Poché is a style of presentation that involves filling the cut components of a plan or section with solid black (or closely spaced diagonal lines) to add depth and dimension to the drawings.

This technique became popular during the Middle Ages when buildings were built with thick stone masonry walls, and the walls took up considerably more space in a structure. Architects used black coloring on floorplans to distinguish thicker-walled elements from other areas. This helped them build a greater understanding of the overall dimensions of the space they were working with.

plan and section drawing of the pantheon

During the Gothic and Baroque eras, architects shaped rooms by making the walls thicker to create circular spaces and rounded corners. These walls often featured niches. The poche’d plan helps the viewer focus on the interior space, not the construction within the walls.

In modern architecture, poché’d areas on architectural plans often refer to the portions of the building that are non-livable spaces, such as shafts, ductwork, walls, and columns, and differentiate those spaces from livable spaces.

Drawing of a proposal for the US national library
Walls, roof, and earth are poché’d black in this proposal for the U.S. National Library.

What is a hatch?

A hatch is a pattern used in architectural drawings to indicate the material of a surface or a structural component. Hatching is used in drawings to communicate information about a building’s construction and materials to everyone involved in the design and construction process. Hatching helps in reducing the risk of errors and ensures that the building is constructed according to the original design intent by adding readability to a drawing.

There are standard hatches for any building material that is followed worldwide. This helps to simplify the process of representing building materials and eliminates the need for a key on every drawing.

What types of drawings use hatches?

Hatches are used in floor and site plans, interior and exterior elevations, and sections. Hatches are used to indicate the type of wall, column, flooring, layers of the earth under a building, or a finish on a surface. For example, a brick wall may be indicated with diagonal hatch lines at 45⸰ angle in section. In elevation, the brick would be drawn to show the size and coursing of the brick. On the other hand, a concrete wall may be indicated with small triangles and dots in section but is usually not hatched in elevation.

Instances where hatches are used frequently: 

  • In elevations to indicate the type of material on the surface. 
  • To indicate the materials of roofing and flooring.
  • In combination with other symbols and notations to indicate additional information about a surface or element.
Portion of wall section showing different hatch patterns
A portion of a wall section. Notice all of the hatch patterns that indicate different materials.

What should you illustrate as a solid color vs hatches?

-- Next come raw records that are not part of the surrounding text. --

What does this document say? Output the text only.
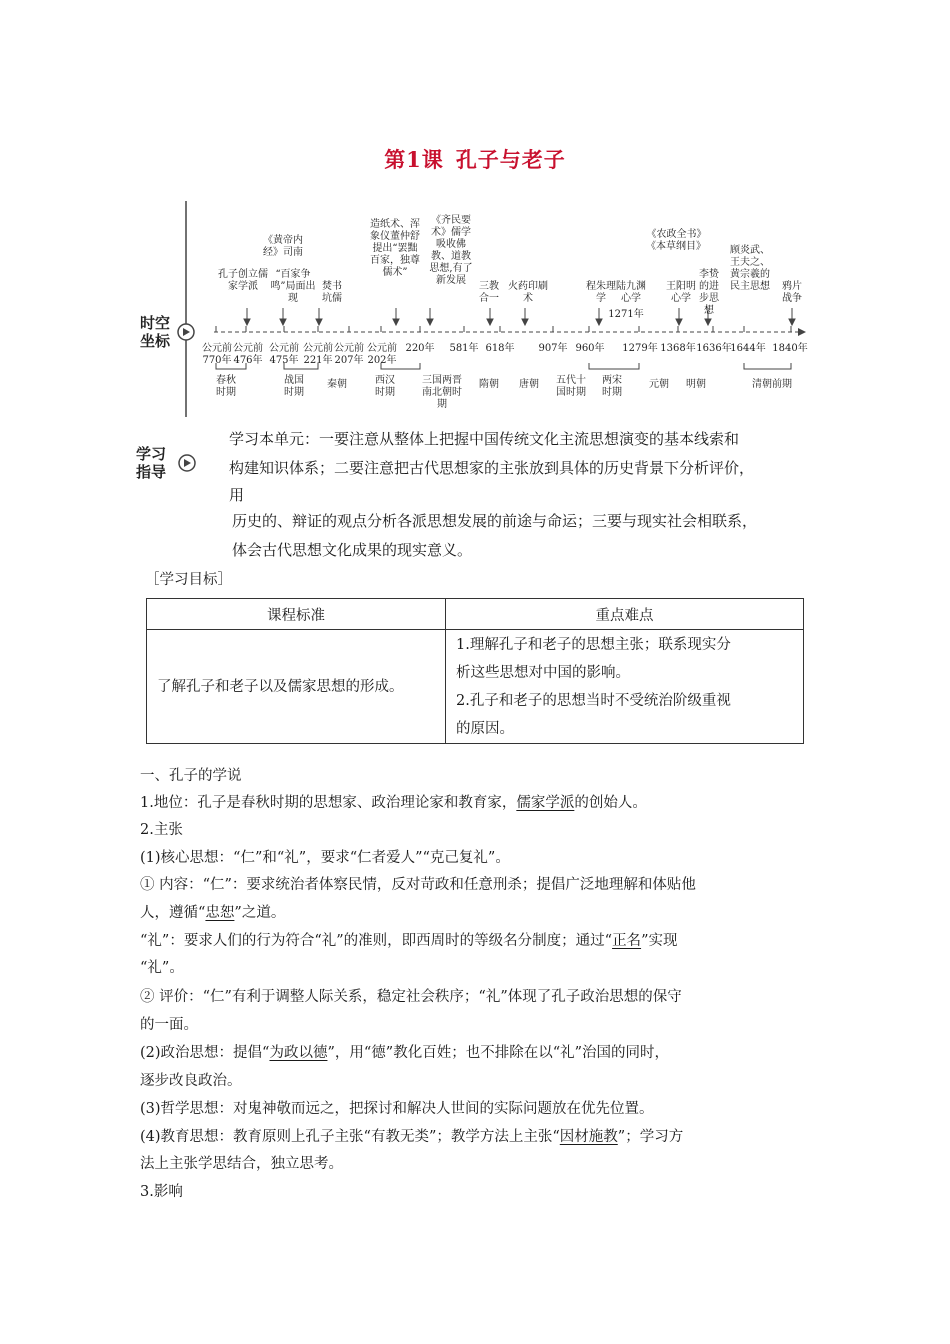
第1课 孔子与老子
时空
坐标
孔子创立儒家学派
《黄帝内经》司南
“百家争鸣”局面出现
焚书坑儒
造纸术、浑象仪董仲舒提出“罢黜百家，独尊儒术”
《齐民要术》儒学吸收佛教、道教思想,有了新发展
三教合一
火药印刷术
程朱理学
陆九渊心学
1271年
《农政全书》《本草纲目》
王阳明心学
李贽的进步思想
顾炎武、王夫之、黄宗羲的民主思想	鸦片战争
公元前770年
公元前476年
公元前475年
公元前221年
公元前207年
公元前202年
220年	581年 618年	907年 960年	1279年 1368年 1636年
1644年 1840年
春秋时期
战国时期
秦朝	西汉时期
三国两晋南北朝时期
隋朝	唐朝	五代十国时期
两宋时期
元朝	明朝	清朝前期
学习
指导
学习本单元：一要注意从整体上把握中国传统文化主流思想演变的基本线索和
构建知识体系；二要注意把古代思想家的主张放到具体的历史背景下分析评价，
用
历史的、辩证的观点分析各派思想发展的前途与命运；三要与现实社会相联系，
体会古代思想文化成果的现实意义。
［学习目标］
课程标准	重点难点
了解孔子和老子以及儒家思想的形成。	1.理解孔子和老子的思想主张；联系现实分
析这些思想对中国的影响。
2.孔子和老子的思想当时不受统治阶级重视
的原因。
一、孔子的学说
1.地位：孔子是春秋时期的思想家、政治理论家和教育家，儒家学派的创始人。
2.主张
(1)核心思想：“仁”和“礼”，要求“仁者爱人”“克己复礼”。
① 内容：“仁”：要求统治者体察民情，反对苛政和任意刑杀；提倡广泛地理解和体贴他
人，遵循“忠恕”之道。
“礼”：要求人们的行为符合“礼”的准则，即西周时的等级名分制度；通过“正名”实现
“礼”。
② 评价：“仁”有利于调整人际关系，稳定社会秩序；“礼”体现了孔子政治思想的保守
的一面。
(2)政治思想：提倡“为政以德”，用“德”教化百姓；也不排除在以“礼”治国的同时，
逐步改良政治。
(3)哲学思想：对鬼神敬而远之，把探讨和解决人世间的实际问题放在优先位置。
(4)教育思想：教育原则上孔子主张“有教无类”；教学方法上主张“因材施教”；学习方
法上主张学思结合，独立思考。
3.影响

Solid colors can be used in drawings in the concept stage to illustrate the structure and add some depth to the drawings. This is especially helpful to clients or other people who may not be able to read construction plans easily.

A patterned hatch can be used in advanced stages of the design process where the materials have been fixed or are under consideration.

Solid hatches are usually used in the concept stage and patterned hatch is used in construction documents as they need exact materials to reduce any errors.

Poché vs Hatch: Final thoughts

Poché is used to define the cut elements of a drawing by filling them with black or solid dark color. A hatch indicates the material of a surface or an element that is cut in section. Hatches allow for a more truthful representation of the different materials and surfaces, adding an extra layer of information to the overall design.